The volume does three things particularly well. Firstly, it serves as a Festschrift honouring a great scholar. Laurie recently stepped down from the Chair of Medical Jurisprudence at the University of Edinburgh to pursue other projects. His intellectual legacy is profound, and whilst he has written on almost every medical law issue he is particularly well known for his work on liminality, human tissue, genetic privacy and information governance, and his co-authored text book on medical law. His contribution to the next generation of scholars is equally impressive, and fortunately is set to continue in his role of Professorial Fellow.
Secondly, the volume offers insightful commentary on wide-ranging medico-legal issues.
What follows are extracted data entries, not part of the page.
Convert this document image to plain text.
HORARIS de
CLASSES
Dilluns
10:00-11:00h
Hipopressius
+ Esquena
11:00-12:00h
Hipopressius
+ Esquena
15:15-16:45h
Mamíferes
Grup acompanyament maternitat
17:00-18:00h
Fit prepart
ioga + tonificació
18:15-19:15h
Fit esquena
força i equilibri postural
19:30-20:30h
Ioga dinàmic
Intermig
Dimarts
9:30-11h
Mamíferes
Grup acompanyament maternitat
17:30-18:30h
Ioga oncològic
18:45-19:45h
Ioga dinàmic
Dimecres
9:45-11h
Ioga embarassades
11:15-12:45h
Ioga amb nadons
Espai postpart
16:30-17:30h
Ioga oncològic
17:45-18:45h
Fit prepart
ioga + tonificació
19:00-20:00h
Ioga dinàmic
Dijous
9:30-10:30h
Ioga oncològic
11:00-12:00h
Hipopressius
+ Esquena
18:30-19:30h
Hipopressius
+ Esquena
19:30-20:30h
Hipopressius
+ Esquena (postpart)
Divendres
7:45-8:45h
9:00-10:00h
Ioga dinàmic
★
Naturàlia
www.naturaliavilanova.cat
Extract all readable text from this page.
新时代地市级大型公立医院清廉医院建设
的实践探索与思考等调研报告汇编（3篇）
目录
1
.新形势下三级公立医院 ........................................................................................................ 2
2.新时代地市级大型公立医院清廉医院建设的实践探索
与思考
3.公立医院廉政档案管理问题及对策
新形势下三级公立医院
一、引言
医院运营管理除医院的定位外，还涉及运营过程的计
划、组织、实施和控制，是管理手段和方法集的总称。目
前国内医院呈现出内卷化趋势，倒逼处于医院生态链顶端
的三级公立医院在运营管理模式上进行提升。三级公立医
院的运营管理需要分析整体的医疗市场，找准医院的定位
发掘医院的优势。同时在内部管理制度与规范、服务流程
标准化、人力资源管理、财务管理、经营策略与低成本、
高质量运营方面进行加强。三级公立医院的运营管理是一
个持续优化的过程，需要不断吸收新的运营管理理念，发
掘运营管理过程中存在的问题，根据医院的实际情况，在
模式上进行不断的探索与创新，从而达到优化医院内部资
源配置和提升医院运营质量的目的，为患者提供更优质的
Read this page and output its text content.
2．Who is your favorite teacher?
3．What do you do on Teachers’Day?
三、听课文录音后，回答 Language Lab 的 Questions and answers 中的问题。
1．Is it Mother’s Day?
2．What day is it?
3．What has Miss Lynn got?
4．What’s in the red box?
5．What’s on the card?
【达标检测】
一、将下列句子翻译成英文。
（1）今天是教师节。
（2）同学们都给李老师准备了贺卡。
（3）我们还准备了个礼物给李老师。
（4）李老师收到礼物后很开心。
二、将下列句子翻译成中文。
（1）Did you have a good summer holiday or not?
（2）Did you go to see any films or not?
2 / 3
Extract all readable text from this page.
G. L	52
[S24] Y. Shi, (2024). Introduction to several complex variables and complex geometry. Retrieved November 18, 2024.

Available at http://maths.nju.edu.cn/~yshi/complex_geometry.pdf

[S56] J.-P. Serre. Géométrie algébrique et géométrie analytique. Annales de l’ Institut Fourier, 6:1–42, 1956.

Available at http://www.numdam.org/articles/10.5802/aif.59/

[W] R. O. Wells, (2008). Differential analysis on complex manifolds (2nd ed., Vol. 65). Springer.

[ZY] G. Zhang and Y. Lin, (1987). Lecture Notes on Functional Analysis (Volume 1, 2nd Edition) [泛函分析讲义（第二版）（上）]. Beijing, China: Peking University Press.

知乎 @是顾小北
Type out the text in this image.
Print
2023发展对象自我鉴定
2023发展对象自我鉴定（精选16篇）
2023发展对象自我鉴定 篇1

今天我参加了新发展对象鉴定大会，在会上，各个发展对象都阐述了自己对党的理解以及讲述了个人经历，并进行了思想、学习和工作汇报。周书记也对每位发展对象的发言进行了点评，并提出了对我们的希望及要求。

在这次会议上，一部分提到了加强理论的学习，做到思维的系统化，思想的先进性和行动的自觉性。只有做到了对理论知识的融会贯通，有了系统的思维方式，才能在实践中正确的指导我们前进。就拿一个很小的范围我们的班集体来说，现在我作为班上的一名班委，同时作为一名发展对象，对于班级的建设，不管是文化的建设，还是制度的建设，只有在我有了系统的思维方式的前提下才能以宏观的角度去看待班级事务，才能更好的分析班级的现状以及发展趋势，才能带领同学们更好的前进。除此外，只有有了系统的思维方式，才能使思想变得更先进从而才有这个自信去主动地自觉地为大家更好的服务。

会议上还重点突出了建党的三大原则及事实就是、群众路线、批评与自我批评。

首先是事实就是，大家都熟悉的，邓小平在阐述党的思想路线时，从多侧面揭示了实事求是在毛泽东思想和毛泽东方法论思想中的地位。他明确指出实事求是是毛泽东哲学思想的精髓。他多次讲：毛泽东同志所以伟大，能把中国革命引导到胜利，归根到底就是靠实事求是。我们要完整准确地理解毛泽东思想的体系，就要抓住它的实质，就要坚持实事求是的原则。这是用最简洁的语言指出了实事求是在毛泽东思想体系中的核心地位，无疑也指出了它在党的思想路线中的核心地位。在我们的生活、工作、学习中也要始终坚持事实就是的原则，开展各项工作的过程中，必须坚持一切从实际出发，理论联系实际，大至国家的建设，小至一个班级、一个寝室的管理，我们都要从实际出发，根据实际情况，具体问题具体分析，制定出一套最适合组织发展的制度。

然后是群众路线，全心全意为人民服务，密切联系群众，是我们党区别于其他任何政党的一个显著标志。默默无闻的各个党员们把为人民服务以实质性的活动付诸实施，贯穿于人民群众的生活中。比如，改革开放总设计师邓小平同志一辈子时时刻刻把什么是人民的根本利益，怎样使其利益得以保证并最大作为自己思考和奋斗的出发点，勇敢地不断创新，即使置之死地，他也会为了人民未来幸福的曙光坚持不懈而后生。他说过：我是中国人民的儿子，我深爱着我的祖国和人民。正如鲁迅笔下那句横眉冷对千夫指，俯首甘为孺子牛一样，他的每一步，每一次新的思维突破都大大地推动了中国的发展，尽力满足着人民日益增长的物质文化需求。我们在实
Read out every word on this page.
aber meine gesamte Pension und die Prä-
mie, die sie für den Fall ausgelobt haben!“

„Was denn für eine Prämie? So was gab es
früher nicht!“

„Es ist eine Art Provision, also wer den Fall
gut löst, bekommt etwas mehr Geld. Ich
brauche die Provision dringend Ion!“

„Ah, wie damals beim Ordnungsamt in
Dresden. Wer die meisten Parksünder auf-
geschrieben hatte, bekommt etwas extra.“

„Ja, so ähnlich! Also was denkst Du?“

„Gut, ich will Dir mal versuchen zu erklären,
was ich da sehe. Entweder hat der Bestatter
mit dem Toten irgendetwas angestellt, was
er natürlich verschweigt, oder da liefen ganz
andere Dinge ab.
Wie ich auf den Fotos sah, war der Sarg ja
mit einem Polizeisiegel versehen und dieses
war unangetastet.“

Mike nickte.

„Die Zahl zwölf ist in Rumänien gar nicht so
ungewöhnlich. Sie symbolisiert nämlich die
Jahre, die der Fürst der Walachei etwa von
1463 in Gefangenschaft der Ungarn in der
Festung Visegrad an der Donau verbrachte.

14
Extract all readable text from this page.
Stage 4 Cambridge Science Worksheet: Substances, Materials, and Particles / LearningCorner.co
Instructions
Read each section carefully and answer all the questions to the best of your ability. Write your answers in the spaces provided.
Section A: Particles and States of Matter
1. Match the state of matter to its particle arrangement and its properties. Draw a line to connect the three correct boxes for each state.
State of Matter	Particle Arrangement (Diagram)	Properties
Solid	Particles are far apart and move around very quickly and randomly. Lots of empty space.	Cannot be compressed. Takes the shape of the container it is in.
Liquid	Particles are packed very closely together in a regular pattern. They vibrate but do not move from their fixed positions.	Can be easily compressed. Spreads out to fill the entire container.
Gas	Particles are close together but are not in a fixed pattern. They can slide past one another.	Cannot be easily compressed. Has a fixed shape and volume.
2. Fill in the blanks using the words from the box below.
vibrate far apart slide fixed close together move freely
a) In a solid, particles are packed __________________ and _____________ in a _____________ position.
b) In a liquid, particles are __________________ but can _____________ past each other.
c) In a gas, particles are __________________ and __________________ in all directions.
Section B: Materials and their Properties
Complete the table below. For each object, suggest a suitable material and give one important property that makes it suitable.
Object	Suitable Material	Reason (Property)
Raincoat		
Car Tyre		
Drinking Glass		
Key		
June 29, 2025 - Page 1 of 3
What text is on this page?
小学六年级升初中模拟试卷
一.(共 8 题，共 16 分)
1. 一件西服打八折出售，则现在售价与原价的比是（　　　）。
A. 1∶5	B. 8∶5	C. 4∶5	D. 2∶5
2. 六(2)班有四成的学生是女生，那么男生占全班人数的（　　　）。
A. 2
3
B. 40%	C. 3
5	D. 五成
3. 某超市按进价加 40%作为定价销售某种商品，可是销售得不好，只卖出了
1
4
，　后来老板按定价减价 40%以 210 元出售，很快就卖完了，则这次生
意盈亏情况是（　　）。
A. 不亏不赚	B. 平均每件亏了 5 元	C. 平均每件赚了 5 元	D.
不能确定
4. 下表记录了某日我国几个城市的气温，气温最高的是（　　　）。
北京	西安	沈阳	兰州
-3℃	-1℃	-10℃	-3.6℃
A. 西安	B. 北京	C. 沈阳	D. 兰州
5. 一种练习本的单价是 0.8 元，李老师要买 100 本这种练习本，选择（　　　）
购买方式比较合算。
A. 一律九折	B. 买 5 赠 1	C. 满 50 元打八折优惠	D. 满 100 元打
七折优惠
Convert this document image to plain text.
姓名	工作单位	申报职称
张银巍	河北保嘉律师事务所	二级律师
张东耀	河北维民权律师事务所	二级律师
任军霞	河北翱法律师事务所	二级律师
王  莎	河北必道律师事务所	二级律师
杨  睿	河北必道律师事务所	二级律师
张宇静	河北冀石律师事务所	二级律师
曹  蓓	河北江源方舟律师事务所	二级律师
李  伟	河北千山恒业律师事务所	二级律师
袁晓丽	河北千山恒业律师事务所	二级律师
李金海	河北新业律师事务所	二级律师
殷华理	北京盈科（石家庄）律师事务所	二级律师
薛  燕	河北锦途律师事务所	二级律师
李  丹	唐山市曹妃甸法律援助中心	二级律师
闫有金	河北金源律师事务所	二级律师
The chapters focus on medical research, biobanking, tissue, ectogenesis, surrogacy, assisted suicide and other substantive issues. This is evidence of the breadth of Laurie’s engagement, and the impressive list of contributors, each renowned in their field, is testament to how well Laurie is respected and admired. The insights are original and far ranging and they are insightfully assimilated by the editors in the Introduction.
Thirdly, the book offers a conceptual analysis of the many dimensions of legacy and uses this as an analytical lens on the evolution of medical jurisprudence. Health law and medical law programmes are flourishing around the world, but their scope and nomenclature is often debated. Laurie championed the importance of interdisciplinarity through engagement with ethics, medicine, humanities and the social sciences, as well as with social, political and economic contexts. The book also sets out some of the limits of medical law, wherein the jurisprudential issue at play is almost always part of a bigger picture. In an Afterword to the book, Lawrence Gostin says:
The field of ‘medical jurisprudence’, to use the University of Edinburgh parlance, has come a long way. It is not just about medicine and what happens in the clinic; it also explores health systems, including public health systems. It is not just about health systems, but also upstream social and commercial determinants of health. And it is not just all-of-government, but also all-of-society.
The volume charts an expansion of medical jurisprudence from a focus on doctors to a focus on health systems, driven in part by an increasingly interdisciplinary focus but also by events such as medical scandals and the COVID-19 pandemic. The volume notes that negative jurisprudential legacies can flow from incremental legal decision-making or event-focused reforms. These, in turn, can encumber medical jurisprudence, preventing its development in line with changing societal values.
Laurie’s work on liminality challenges the regulations that keep the boundaries in place. Where a regulatory provision is no longer fit for purpose, recognition of liminal spaces allows the landscape to be reimagined, the spaces between boundaries explored ,and boundaries to be broken down. A good example is found in laws governing 16–18-year-olds. Recasting them in a shared ‘liminal’ space between adulthood and childhood can help to explain laws that allow them to consent but not necessarily to refuse life-sustaining medical treatment.
Legacy is collective as well as individual; negative as well as positive. The reader is left with an appreciation of Laurie’s individual legacy and his contribution to the collective legacy of medical jurisprudence. Particularly importantly for me, the collection of essays provides valuable insight into how that legacy might be positively developed through Laurie’s example of interdisciplinarity, innovation, collaboration, and boldness.